In October 2004, Fund III and certain coinvestors formed an aircraft investment and leasing company to take advantage of attractive buying opportunities within the aviation sector. Particularly among the major US carriers, competition from discount airlines coupled with high fixed costs and soaring fuel prices had driven operators into bankruptcy. As part of restructuring, many airlines underwent cost cutting programs and fleet rationalization using bankruptcy to return aircraft to lenders and lessors.
Aircastle’s strategy is to acquire high-utility planes at attractive risk adjusted yields, lease those planes primarily in growing markets outside the US, and actively manage the assets to minimize credit and operating risks. Fortress’s thesis is that through detailed analysis of each plane and the use of modest leverage, Aircastle can generate attractive cash flows with limited volatility.
The company’s business model of financing leases via aircraft lease securitizations greatly reduces the amount of equity capital employed. To some extent the business model is that of an Aircraft REIT. The core idea is to buy aircraft, put them on the street, while financing them with a self-liquidating securitization trust.

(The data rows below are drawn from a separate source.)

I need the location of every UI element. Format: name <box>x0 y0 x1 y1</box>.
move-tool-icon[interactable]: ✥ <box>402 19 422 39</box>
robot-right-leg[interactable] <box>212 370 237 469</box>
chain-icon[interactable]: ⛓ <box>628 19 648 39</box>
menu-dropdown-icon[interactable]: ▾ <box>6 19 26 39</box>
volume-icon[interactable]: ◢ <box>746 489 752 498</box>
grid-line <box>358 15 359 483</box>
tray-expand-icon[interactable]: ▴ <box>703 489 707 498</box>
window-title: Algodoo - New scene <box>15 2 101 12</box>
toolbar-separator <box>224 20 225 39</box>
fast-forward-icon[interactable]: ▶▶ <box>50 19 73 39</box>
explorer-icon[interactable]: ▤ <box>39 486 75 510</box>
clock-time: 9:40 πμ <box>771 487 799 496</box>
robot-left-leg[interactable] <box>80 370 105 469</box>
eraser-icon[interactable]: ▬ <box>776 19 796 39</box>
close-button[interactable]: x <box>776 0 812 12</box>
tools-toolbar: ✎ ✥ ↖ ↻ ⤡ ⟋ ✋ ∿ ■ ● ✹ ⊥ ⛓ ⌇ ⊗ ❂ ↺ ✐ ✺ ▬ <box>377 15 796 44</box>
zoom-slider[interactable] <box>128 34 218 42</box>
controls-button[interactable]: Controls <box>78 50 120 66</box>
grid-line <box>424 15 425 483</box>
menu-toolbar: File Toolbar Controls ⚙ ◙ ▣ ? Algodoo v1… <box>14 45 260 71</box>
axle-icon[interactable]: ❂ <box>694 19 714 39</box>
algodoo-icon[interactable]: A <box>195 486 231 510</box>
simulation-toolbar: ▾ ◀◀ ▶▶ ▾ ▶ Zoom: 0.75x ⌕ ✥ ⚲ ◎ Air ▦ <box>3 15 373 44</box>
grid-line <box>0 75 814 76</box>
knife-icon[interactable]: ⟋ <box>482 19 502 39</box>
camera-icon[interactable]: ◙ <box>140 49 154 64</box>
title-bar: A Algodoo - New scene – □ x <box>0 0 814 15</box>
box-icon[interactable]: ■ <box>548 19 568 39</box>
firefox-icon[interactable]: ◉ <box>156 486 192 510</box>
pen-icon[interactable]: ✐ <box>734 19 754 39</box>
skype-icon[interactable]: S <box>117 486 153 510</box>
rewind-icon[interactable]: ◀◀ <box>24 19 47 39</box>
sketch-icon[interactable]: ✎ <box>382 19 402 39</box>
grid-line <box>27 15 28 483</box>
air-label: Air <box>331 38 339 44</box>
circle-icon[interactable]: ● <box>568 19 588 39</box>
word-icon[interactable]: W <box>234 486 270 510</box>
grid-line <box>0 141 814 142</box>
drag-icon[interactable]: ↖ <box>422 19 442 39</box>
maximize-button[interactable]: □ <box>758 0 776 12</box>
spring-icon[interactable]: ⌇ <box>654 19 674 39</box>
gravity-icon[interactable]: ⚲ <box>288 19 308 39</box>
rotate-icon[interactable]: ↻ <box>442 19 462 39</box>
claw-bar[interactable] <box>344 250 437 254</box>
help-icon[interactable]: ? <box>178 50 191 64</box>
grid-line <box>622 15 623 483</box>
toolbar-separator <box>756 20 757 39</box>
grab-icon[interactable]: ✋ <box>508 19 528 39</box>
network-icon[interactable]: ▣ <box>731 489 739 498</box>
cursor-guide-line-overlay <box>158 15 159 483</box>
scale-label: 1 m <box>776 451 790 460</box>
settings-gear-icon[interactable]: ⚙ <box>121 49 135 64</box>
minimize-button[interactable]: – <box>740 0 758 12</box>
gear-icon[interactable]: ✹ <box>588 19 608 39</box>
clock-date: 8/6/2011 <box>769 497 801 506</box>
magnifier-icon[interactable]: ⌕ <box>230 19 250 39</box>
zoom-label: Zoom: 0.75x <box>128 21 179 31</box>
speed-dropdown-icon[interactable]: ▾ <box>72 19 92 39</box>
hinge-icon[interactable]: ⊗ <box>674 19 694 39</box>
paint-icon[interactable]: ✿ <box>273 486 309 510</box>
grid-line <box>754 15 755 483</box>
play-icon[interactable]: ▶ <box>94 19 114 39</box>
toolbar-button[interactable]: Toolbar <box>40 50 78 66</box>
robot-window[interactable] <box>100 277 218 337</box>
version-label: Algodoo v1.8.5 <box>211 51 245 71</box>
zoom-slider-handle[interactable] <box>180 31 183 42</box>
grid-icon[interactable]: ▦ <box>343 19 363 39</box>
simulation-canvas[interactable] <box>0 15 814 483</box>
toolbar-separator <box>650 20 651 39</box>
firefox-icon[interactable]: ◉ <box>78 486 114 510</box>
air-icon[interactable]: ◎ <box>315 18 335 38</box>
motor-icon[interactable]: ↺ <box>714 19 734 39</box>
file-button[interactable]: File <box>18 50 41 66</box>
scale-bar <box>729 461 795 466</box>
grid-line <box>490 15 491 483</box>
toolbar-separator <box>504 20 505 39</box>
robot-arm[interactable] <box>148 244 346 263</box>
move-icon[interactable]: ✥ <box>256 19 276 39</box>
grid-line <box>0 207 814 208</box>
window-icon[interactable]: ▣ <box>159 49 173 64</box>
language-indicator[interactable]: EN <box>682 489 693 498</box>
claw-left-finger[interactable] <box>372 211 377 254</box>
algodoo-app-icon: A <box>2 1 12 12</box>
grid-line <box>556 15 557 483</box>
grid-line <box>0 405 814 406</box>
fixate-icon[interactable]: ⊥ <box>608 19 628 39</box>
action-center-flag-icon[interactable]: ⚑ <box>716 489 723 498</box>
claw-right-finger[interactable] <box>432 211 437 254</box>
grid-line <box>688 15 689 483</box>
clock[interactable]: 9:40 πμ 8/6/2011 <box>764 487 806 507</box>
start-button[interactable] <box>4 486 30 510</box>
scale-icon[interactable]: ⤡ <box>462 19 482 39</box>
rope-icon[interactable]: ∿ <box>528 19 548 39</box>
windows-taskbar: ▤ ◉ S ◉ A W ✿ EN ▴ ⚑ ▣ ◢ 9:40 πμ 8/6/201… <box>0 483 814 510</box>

Aircastle does intend to pay dividends, and given that Fortress owns 80% of AYR, public shareholders can expect to get paid generous dividends, just like those from Newcastle Investment Corp (NCT), Fortress' mortgage REIT.
Newcastle spits out $2.60 in dividends, equivalent to a 9.80% annual yield. Since NCT's IPO in 2002 investors have received a total return of 157%, equivalent to 29% annualized.
No wonder the IPO opened at $27.45 a share, well above its offering price of $23.